Yeats published a total of four books of In the Seven Woods over 19 year period starting from 1903 through 1922. A comparison of these four books demonstrates how constantly and diligently he repositioned the order of poems, not to mention correcting lines and changing the titles of some poems. It was 1908 when the order of poems was finally fixed. Yeats's habitual rearrangement of his poems suggests that the poet was still struggling to reshape his intention. The fixation of order of poems in the 1908 volume of In the Seven Woods then implies that Yeats finally found himself satisfied with the message he tried to orchestrate through the volume. If so, what is an organizational principle shaping the final version of In the Seven Woods? And what message is Yeats going to send through the book of poems? The purpose of this paper is to answer these to
questions. Here my argument is that what Yeats finally chose for the skeleton of the 1908 and 1922 volume was a meditative structure. That is, the final order of poems has been evolved over the years in such a way as to reflect a meditative structure. In other words, In the Seven Woods, as a meditative sequence, consists of three stages of a composition of place, analysis and colloquy, which resemble the process in a meditative poem. Hence, his poetic message for the volume is also concerned with the purpose of meditation--specifically the Yeatsian concept of
meditation--that is, transcending human limitations by dissolving antinomies. There are two axes in In the Seven Woods: one--vertical--axis is made by an individual poem; the other--horizontal--axis is built by an arrangement of poems which provides another poetic statement. Here we have an individual poem which, when viewed separately, mainly deals with his emotional turmoil and deep psychic unrest due to his troubled love experiences with Maud Gonne.
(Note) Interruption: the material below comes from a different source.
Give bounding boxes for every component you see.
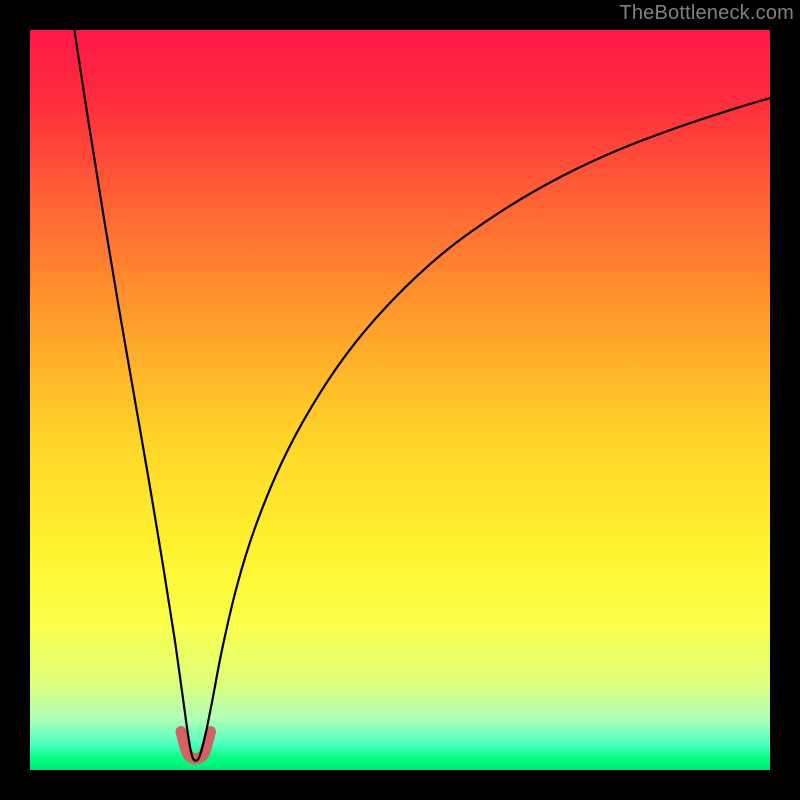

Here we also have a whole group of poems which are carefully framed to elevate his personal bitterness and anxiety to the collective problems of human beings due to their inability to
deal with antinomian principles. Through In the Seven Woods, the main character, or Yeats, sets out a meditative journey, a progressive movement toward a state beyond time or an aconceptual state where the meditator finds an answer for his quest for oneness. In the end, however, Yeats shows his strong skepticism about the possibility of achieving oneness.